Kasus insomnia
Nyonya R berusia 49 tahun, dirawat karena selalu merasa murung dan sulit tidur. Ny. R adalah anak bungsu dari tujuh bersaudara dari sebuah keluarga ningrat dan menjadi kesayangan keluarga. Waktu ia kuliah, sekitar usia dua puluh tahun ia punya pacar yang sangat dicintainya. Hampir tiga tahun mereka berpacaran secara sembunyi - sembunyi karena orang tua tidak setuju karena pemuda itu berasal dari keluarga yang bukan keturunan ningrat, akhirnya keduanya terpaksa memutuskan hubungan mereka atas tuntutan keras orang tua.

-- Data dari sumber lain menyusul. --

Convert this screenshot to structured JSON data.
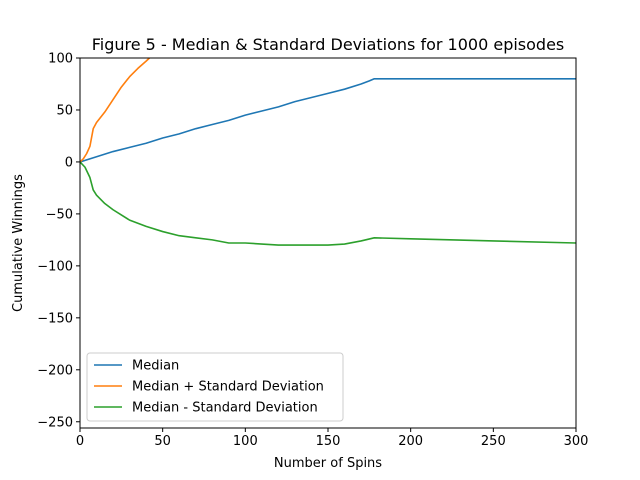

Sejak saat itu Nyonya R merasa hidupnya "ngambang" dan "kosong" serta merasa tak ada lagi kebahagiaan lagi dalam hidupnya. Hal itu secara sadar diatasi dengan bekerja sebaik mungkin sehingga ia dikenal dengan rekan - rekannya sebagai karyawati yang pandai dan berprestasi dan sekarang menduduki posisi penting di kantornya. Terhadap pria minatnya seakan - akan hilang dan beberapa kali mengabaikan saran orang tua untuk berkeluarga dengan berbagai alasan. Akhirnya, waktu usia masuk 30 tahun, orang tua menikahkannya dengan seorang duda berusia 46tahun yang istrinya meninggal. Merreka masih ada kaitan keluarga (keturuan ningrat). Waktu itu nyonya R terpaksa menyetujui untuk menikah, mengingat orang tuanya sudah lanjut usia. Sekalipun sudah memiliki tiga orang anak, nyonya R terus terang mengatakan bahwa ia sebenarnya rak begitu mencintai suaminya dan penyesuaian diri diantara mereka mulai membaik setelah 5tahun perkawinan.
Sejak 2tahun yang lalu, nyonya R mengalami sulit tidur, ia tidur paling lama 1 sampai 2 jam, itupun tidak pernah nyenyak. Kalaupun tidur, sering mengalami mimpi-mimpi menakutkan sehingga bangun dengan rasa cemas dan berkeringat. Dia benar-benar ingin bisa tidur dan membayangkan betapa nikmatnya tidur nyenyak tetapi hal itu harus diserrtai kecemasan kalau-kalau mengalami mimpi yang mengerikan seperti yang sering dialaminya.
analisis kasus :
dalam kasus ini Frankl menyarankan agar klien membayangkan bahwa mereka tergerak untukn meninggalkan tempat tidur guna melakukan sesuatu yang tidak menyenangkan dan tidak disukai, misalnya membersihkan salju di pagi buta. Pekerjaan seperti itu akaan membuat klien menjadi bosan dan cepat tertidur. Akan tetapi saran tersebut harus diberikan kepada klien melalui
cara positif, jangan melalui cara yang negatif. Karena cara yang negatif justru akan membuat pasien terpusat pada masalah, sedangkan cara yang positif mengajak pasien untuk memusatkan perhatiannya pada sesuatu yang positif, pada masalah lain yang ada dalam kehidupan sehari-hari. sehingga kliem dapat diarahkan menuju penemuan makna.
Dengan menggunakan logoterapi dereflection dengan memanfaatkan kemampuan
transendensi diri (self transendence) yang ada dalam diri setiap orang. Dalam transendensi diri ini, seseorang berupaya untuk keluar dan membebaskan diri dari kondisinya itu. Selanjutnya, klien lebih mencurahkan perhatiannya kepada hal-hal yang lebih positif dan berguna baginya. Dengan mengabaikan semua keluhannya, memandangnya secara santai, kemudian mengalihkan perhatian kepada hal-hal lain yang lebih positif dan bermakna, maka gejala hyper-intention dan hyper-reflection pada pola reaksi fight for something biasanya menghilang.
Sumber
Frankl, Emil. 2004. On the theory and therapy of mental disorders: an introduction to logotherapy and existential analysis. Brunner-Routledge 270 Madison Avenue. New York.